On sait Erwan Roux amoureux des partages, des chemins de traverse qui sans cesse le confrontent à l’Autre, son frère. Il l’a démontré avec le projet Sans frontières – tout est dit dans le titre – entouré du québécois Sébastien Lacombe et du burkinabé Aboulaye  koné ou bien avec le spectacle Un jour de neige, mêlant danse, chanson, musique. Il aime évoquer sa Bretagne, ou la Mayenne avec une pincée d’humour que le public reprend volontiers « Laval peut bien se donner des airs, ça sera jamais Buenos Aires ». C’est pour mieux scander « J’suis pas d’un pays ou d’une nation »… sa patrie c’est l’autre, l’ailleurs et l’autrement. Définitivement. Et ce soir cet autre c’est Boule avec lequel il offre un savoureux cocktail sucré salé. Chacun chante des chansons de l’autre, chacun accompagne, tous deux guitaristes aguerris.  On aime cette franche camaraderie, ce que l’équipe d’Hexagone   nomme Soirée échangiste, ou Deuxième génération. En l’occurrence ici les deux appellations peuvent qualifier le projet…

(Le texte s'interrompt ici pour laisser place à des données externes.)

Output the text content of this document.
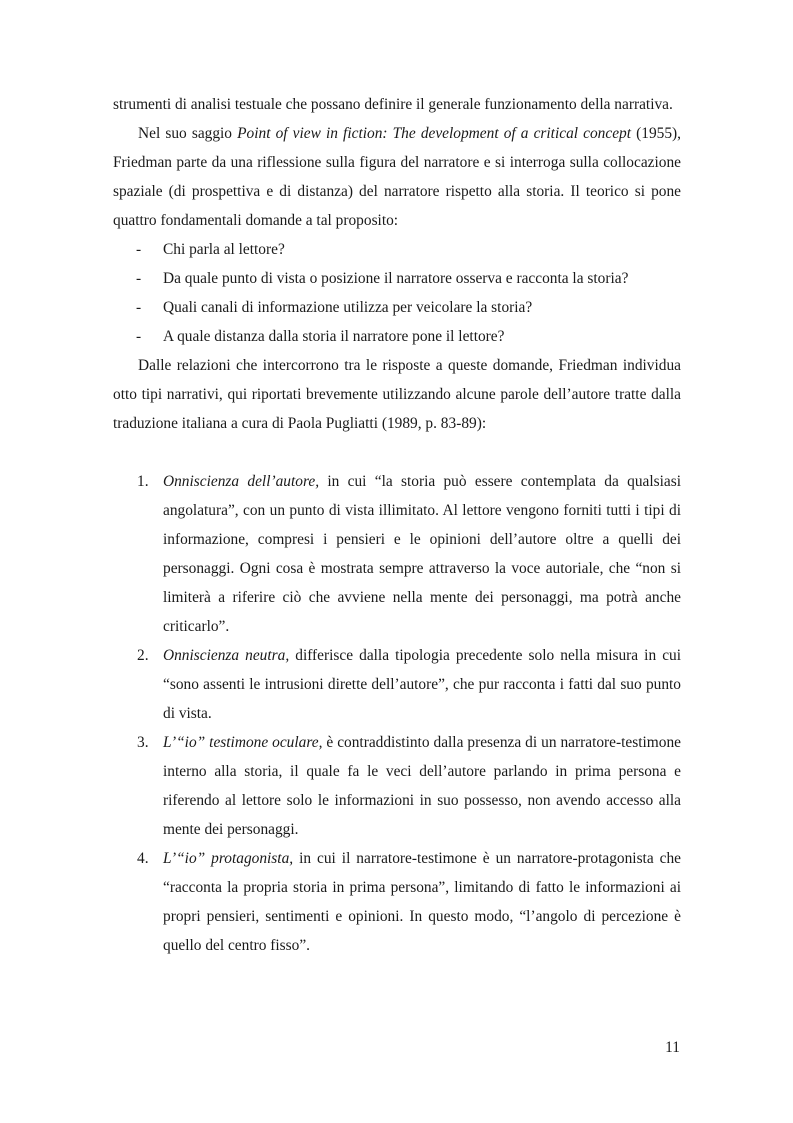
strumenti di analisi testuale che possano definire il generale funzionamento della narrativa.

Nel suo saggio Point of view in fiction: The development of a critical concept (1955), Friedman parte da una riflessione sulla figura del narratore e si interroga sulla collocazione spaziale (di prospettiva e di distanza) del narratore rispetto alla storia. Il teorico si pone quattro fondamentali domande a tal proposito:

- Chi parla al lettore?
- Da quale punto di vista o posizione il narratore osserva e racconta la storia?
- Quali canali di informazione utilizza per veicolare la storia?
- A quale distanza dalla storia il narratore pone il lettore?

Dalle relazioni che intercorrono tra le risposte a queste domande, Friedman individua otto tipi narrativi, qui riportati brevemente utilizzando alcune parole dell’autore tratte dalla traduzione italiana a cura di Paola Pugliatti (1989, p. 83-89):

1. Onniscienza dell’autore, in cui “la storia può essere contemplata da qualsiasi angolatura”, con un punto di vista illimitato. Al lettore vengono forniti tutti i tipi di informazione, compresi i pensieri e le opinioni dell’autore oltre a quelli dei personaggi. Ogni cosa è mostrata sempre attraverso la voce autoriale, che “non si limiterà a riferire ciò che avviene nella mente dei personaggi, ma potrà anche criticarlo”.
2. Onniscienza neutra, differisce dalla tipologia precedente solo nella misura in cui “sono assenti le intrusioni dirette dell’autore”, che pur racconta i fatti dal suo punto di vista.
3. L’“io” testimone oculare, è contraddistinto dalla presenza di un narratore-testimone interno alla storia, il quale fa le veci dell’autore parlando in prima persona e riferendo al lettore solo le informazioni in suo possesso, non avendo accesso alla mente dei personaggi.
4. L’“io” protagonista, in cui il narratore-testimone è un narratore-protagonista che “racconta la propria storia in prima persona”, limitando di fatto le informazioni ai propri pensieri, sentimenti e opinioni. In questo modo, “l’angolo di percezione è quello del centro fisso”.
11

D’ailleurs si le parcours de l’aîné, Monsieur Roux,  lui a conféré une forme de notoriété sur les ondes – il y a presque dix ans déjà, notamment avec le titre Petit rasta –  on est en droit de s’interroger sur l’effet produit encore aujourd’hui sur le public. Difficile en effet de passer sous silence le comportement de quelques spectateurs du premier rang, bruyants buveurs de bière, façon troisième mi-temps de rugby qui  se moquent comme de colin tampon de découvrir un autre artiste. Ils sont venus pour Monsieur Roux, ils ont envie de se payer une tranche de rire, un point c’est tout ! Ils nous ont singulièrement dérangés.

Il demeure que ce concert est une brillante illustration de tout ce que l’on peut désirer partager. Des artistes qui dressent un tableau de notre humaine condition sans jamais se départir de l’autodérision, de la bienfaisante satire. Monsieur Roux commence seul en scène avec un « suicide amoureux » : « Tout fout l’camp, même toi… » avant que Boule n’arrive, personnage lunaire, comme tombé du lit pour chanter « Je prends le temps d’être en retard … Si tout le monde en faisait autant, on arriverait tous en même temps. » Tous deux  bousculent  à l’envi nos codes de bonne conduite, les prennent  à revers  comme lorsque Boule  évoque son expérience du travail – un mois seulement ! – « Dans mes rêves, je revois les clous et je deviens marteau… » Il défend résolument son droit de rêver, d’aimer la vie autrement, le droit d’écouter « les mésanges bleues dans le cerisier » quand l’autre aime « bouffer des pizzas en tripotant son I phone à la con »… Dans une nouvelle chanson il revendique les faux départs, « l’engrenage rouillé » qui « met du piquant dans la vie ». La tendresse affleure délicatement chez ce chanteur  comme dans cette chanson qu’interprète Monsieur Roux pour cette mamie partie là-bas, avec cet espoir pour elle d’une mort en vacances : « J’espère que là-bas…tu profites de la vie. » Et c’est Boule  qui s’empare du douloureux texte de Monsieur Roux  « J’suis le bouffon de la cité, le souffre douleur du quartier »… Dans cet échangisme, c’est Monsieur Roux qui chante le texte onirique de Boule, « l’automobile à bulles » pour se faire la belle avant d’entonner Dernières nouvelles du cosmos, porte délicatement entrouverte sur l’univers d’une auteure autiste. On est très, très loin de la franche rigolade qu’attendait peut-être de sa part un certain public.

D’ailleurs la fin de ce concert est sans ambigüité.  Monsieur Roux choisit de réveiller  une ancienne chanson, un vieux rêve de paix sur la Terre, un monde où patries et bons dieux auront foutu le camp. Quant à Boule il chante sa chanson posthume, sa réincarnation : « Je reviendrai en vous, dans vos sourires et vos mémoires par-dessus-tout… Je me recycle en plein de petits rien du tout, je m’éparpille partout… »

Hé bien, que ces deux là se le disent, leurs chansons bicéphales  se sont éparpillées en nous et nous font un joyeux cortège.